A new Grand Cherokee option is the front-passenger interactive display screen that recently debuted on the full-size Wagoneer and Grand Wagoneer. This 10.25-inch touchscreen is smoothly integrated into the passenger side of the dashboard, and it allows a front passenger to control navigation and connected-device functions. It’s also possible for the front passenger to monitor the rear-seat entertainment screens or watch their own video entertainment via the integrated Fire TV for Auto functionality, HDMI input, or handheld-device screen mirroring.
Overall, the Grand Cherokee’s interior is attractive, with quality materials and obvious attention to detail. The Laredo’s cloth upholstery doesn’t wow the senses, but the gray contrast-stitch detailing adds welcome visual pizazz. The plastic top surface of the standard dashboard is forgettable, but the leather-wrapped, stitch-detailed surface in higher-end models is a visual delight. Trailhawks have a uniquely trimmed interior that’s still luxurious, but with a somewhat sportier vibe. We found this cabin surprisingly enticing, with its eye-catching silver-and-black crosshatch trim, faux-suede seat inserts, and sprinkling of red trim accents, including some excellent red contrast stitching. The Summit Reserve’s interior is fittingly opulent. The Summit Reserves we drove had the package-exclusive Tupelo interior color—a rich, honey-colored hue that looked great with the leather upholstery, quilted diamond-pattern detailing, and beautifully finished Walnut wood trim.
Rear-seat space is respectable for the class. The rear doors open wide, and entry/exit are easy. Headroom is good under the sunroof, and we had adequate legroom when we had the front seats set for our 6’2” frame. However, the front seats can be adjusted even further back to accommodate extra-tall occupants, which will cause rear legroom to tighten considerably.

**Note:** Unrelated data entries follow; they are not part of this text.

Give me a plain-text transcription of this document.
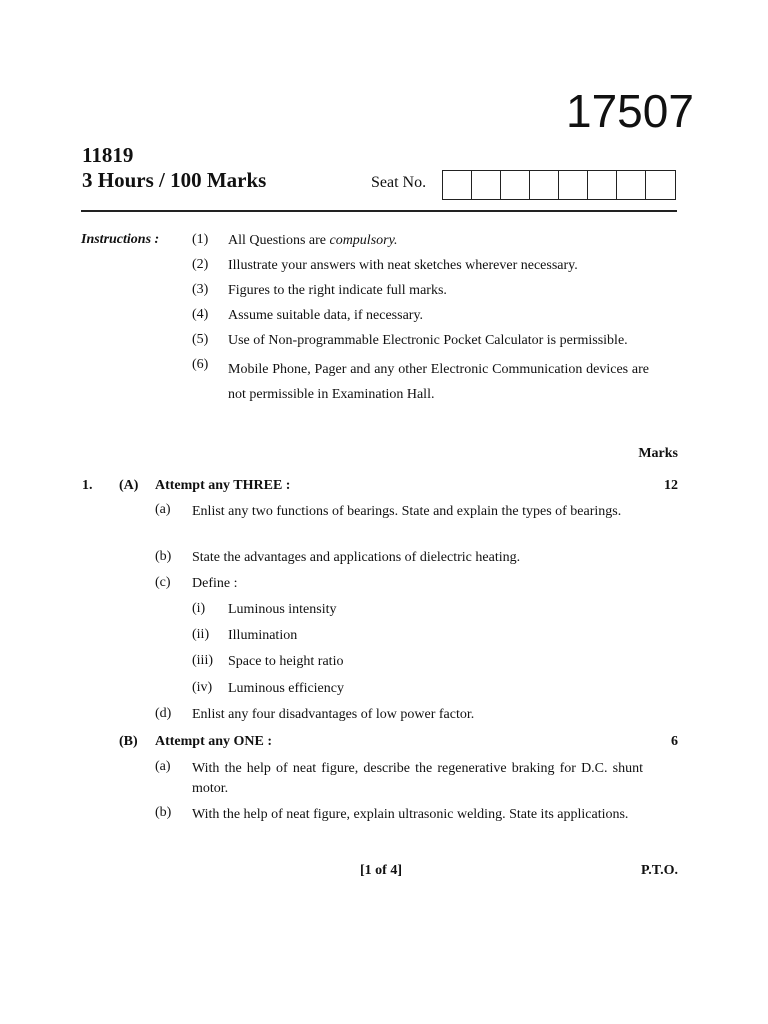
17507
11819
3 Hours / 100 Marks	Seat No.
Instructions : (1) All Questions are compulsory.
(2) Illustrate your answers with neat sketches wherever necessary.
(3) Figures to the right indicate full marks.
(4) Assume suitable data, if necessary.
(5) Use of Non-programmable Electronic Pocket Calculator is permissible.
(6) Mobile Phone, Pager and any other Electronic Communication devices are not permissible in Examination Hall.
Marks
1. (A) Attempt any THREE :	12
(a) Enlist any two functions of bearings. State and explain the types of bearings.
(b) State the advantages and applications of dielectric heating.
(c) Define :
(i) Luminous intensity
(ii) Illumination
(iii) Space to height ratio
(iv) Luminous efficiency
(d) Enlist any four disadvantages of low power factor.
(B) Attempt any ONE :	6
(a) With the help of neat figure, describe the regenerative braking for D.C. shunt motor.
(b) With the help of neat figure, explain ultrasonic welding. State its applications.
[1 of 4]	P.T.O.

Behind the back seat, Grand Cherokee has 37.7 cubic feet of easily accessible cargo space, along with some additional irregularly shaped storage space around the spare tire in an easy-to-access underfloor bin. The split-folding rear seats flip forward easily to create a flat load floor, opening up 70.8 cubic feet of cargo volume behind the front seats. (Both cargo-area numbers are improvements over the previous-generation Grand Cherokee’s respective measurements of 36.3 and 68.3 cubic feet.)

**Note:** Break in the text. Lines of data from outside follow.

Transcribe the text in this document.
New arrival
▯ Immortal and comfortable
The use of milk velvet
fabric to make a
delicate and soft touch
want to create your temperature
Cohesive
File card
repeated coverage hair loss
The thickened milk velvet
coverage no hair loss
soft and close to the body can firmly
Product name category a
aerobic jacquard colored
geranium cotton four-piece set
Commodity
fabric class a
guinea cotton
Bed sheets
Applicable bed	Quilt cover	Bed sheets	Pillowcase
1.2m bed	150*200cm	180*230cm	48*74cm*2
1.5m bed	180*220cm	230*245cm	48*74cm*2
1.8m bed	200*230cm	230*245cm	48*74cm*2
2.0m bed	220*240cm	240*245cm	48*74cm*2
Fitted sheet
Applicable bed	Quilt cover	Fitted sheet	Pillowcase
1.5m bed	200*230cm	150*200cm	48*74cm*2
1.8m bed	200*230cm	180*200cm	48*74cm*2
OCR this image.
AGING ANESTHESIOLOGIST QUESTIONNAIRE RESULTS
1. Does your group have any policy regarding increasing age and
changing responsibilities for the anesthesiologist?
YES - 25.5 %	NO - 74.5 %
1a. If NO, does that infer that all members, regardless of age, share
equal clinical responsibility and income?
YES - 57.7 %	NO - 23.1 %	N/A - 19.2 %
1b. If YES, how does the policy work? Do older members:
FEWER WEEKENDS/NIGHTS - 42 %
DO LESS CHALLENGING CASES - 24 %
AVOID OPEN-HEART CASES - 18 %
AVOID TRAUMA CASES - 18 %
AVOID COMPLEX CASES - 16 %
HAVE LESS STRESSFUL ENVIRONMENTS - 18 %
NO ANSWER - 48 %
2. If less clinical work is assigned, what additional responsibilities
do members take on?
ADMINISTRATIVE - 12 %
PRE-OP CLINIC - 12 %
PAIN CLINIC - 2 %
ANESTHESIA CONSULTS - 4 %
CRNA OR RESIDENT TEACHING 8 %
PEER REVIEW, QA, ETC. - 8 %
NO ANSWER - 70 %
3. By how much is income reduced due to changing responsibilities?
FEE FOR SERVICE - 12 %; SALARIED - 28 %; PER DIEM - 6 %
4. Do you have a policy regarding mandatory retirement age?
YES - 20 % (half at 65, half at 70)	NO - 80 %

The redesigned Grand Cherokee offers a very desirable mix of luxury-level accommodations, everyday comfort, and serious off-road capability. Overall, we’ve been impressed with the new Grand Cherokee since we drove the three-row L model this past summer, and that opinion has been nothing but strengthened by the new two-row versions. The main issue here is that Jeeps are not known for bargain pricing, and this is certainly true of Grand Cherokee—the numerous temptations found on the extensive list of options make it all too easy to quickly inflate the bottom line. Still, these are impressive midsize SUVs with a blend of attributes few competitors can match at any price.